For the Crossroads trilogy I put together several 3-ring binders with lists and lists of details, things like a list of the names of plants and foods, information on the gods and the cosmology, and even a cost of living table (so useful!). [A wiki would serve the same purpose.] By having them available for easy reference, it is easy to make things consistent and to build on what has come before.

As well, these details really do illuminate the larger culture in a way a long chronology of the land’s history would not (although I usually have a version of that, too). I find that material culture and the religious, cosmological, and artistic sensibilities of a place are crucial to the way I write. I want to know how they grow food and how exchange works in the culture, not just a list of kings or wars.

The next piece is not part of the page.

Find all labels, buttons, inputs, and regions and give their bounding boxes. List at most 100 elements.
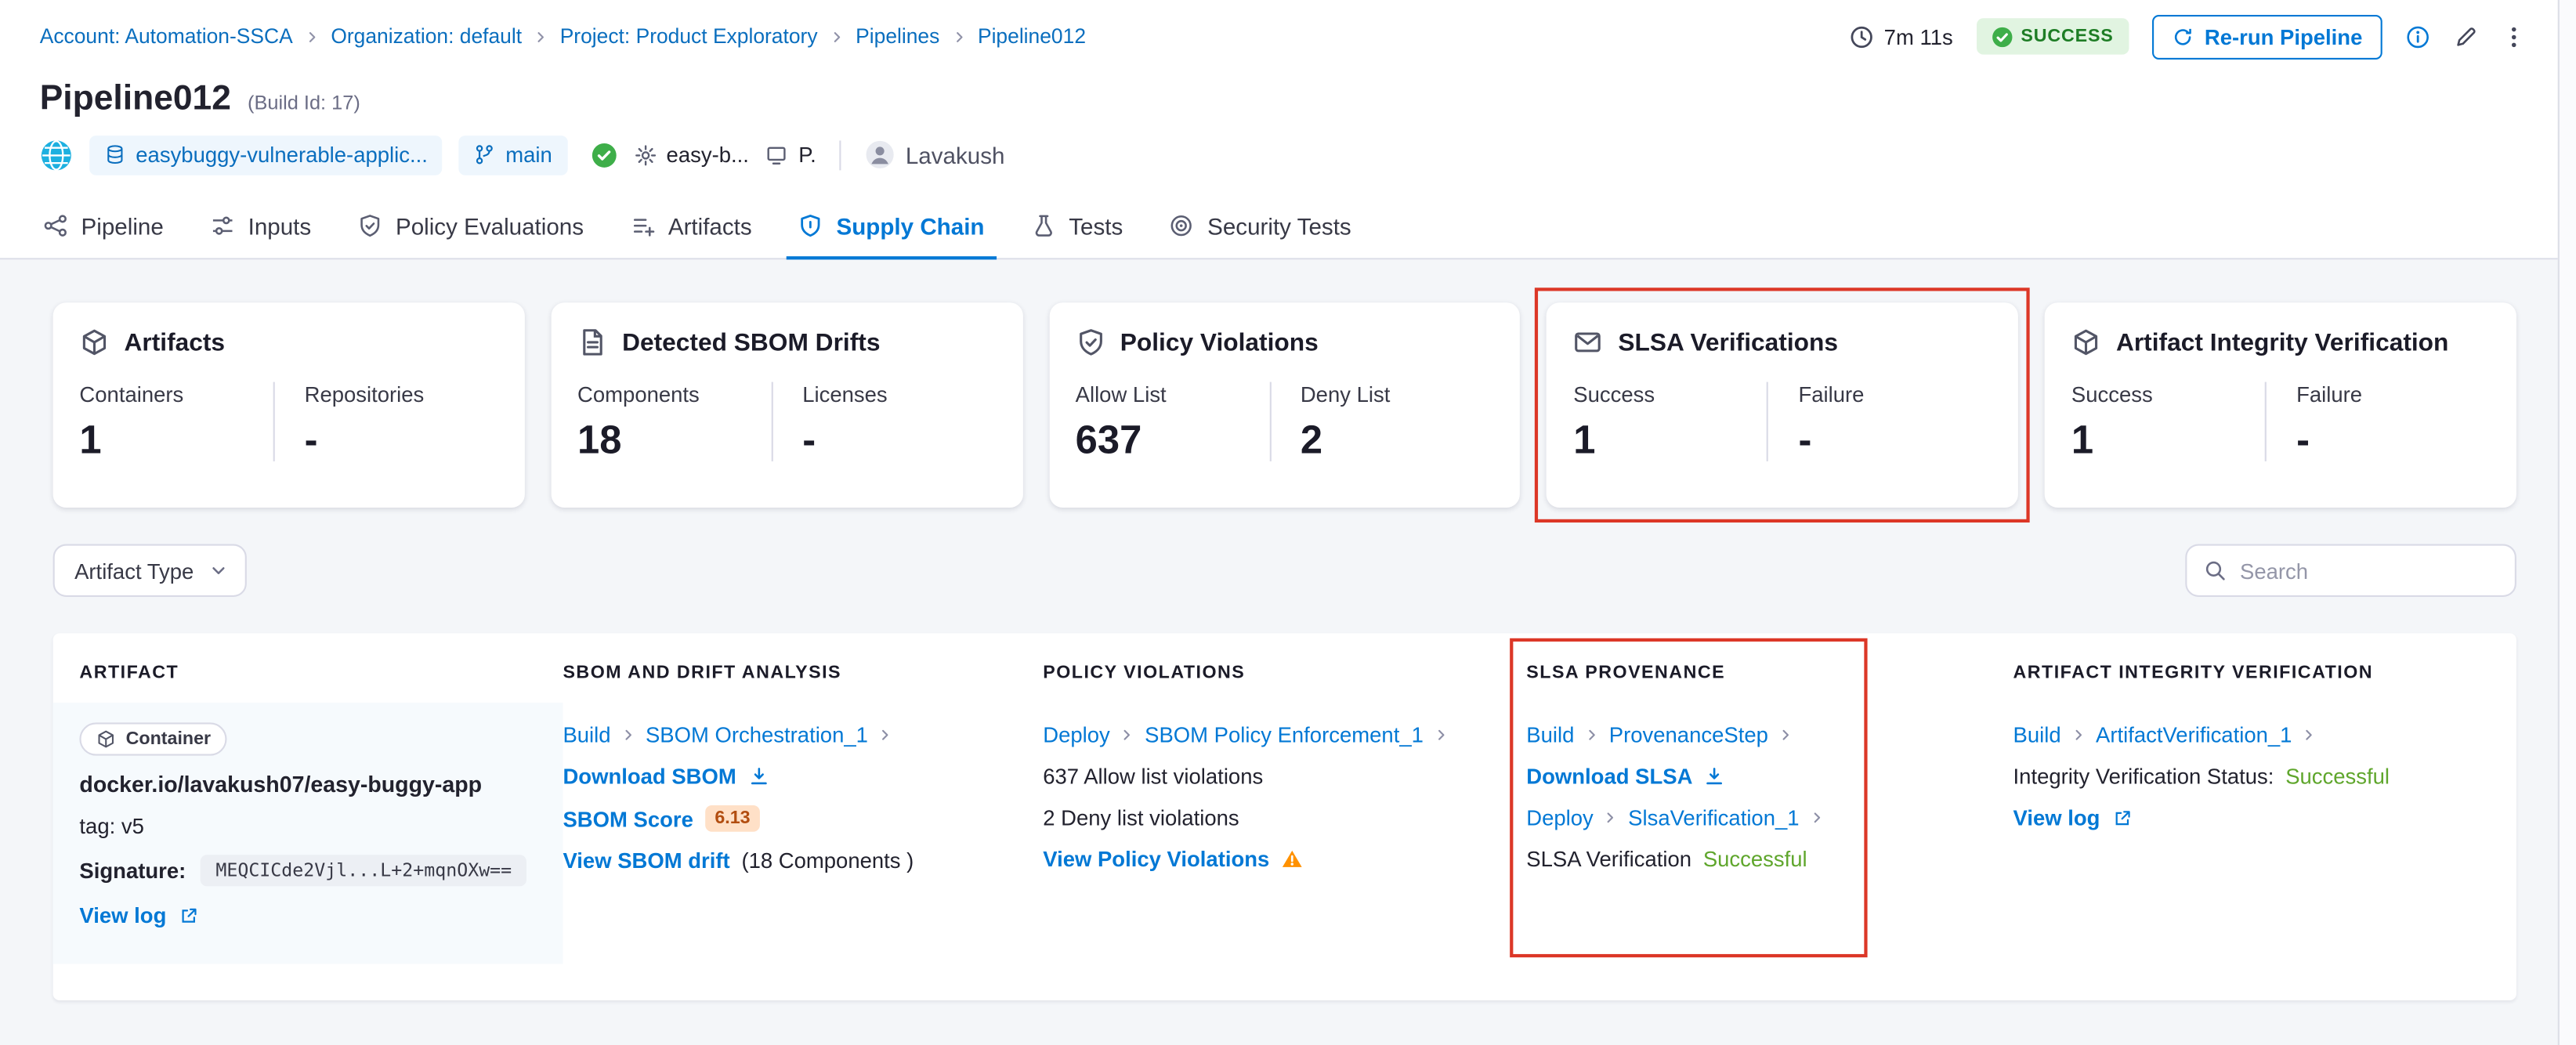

Characters have an identity that has to do with who they are, where they live, and who their ancestors are/background is. People do not live in a vacuum; they are influenced by their surrounding culture(s) and by their interactions, by their upbringings and their assumptions and elements such as their basic material well being and their understanding of how society and the people around them view them and what their space may be or should be in society.

My goal is always to create an architecture of a world that has both the frame and the ornament, if you will. I have to have a sense of what I want to build before I can truly start but I also have to leave myself open to the unexpected discovery. For me, the heart of world-building lies in that balance.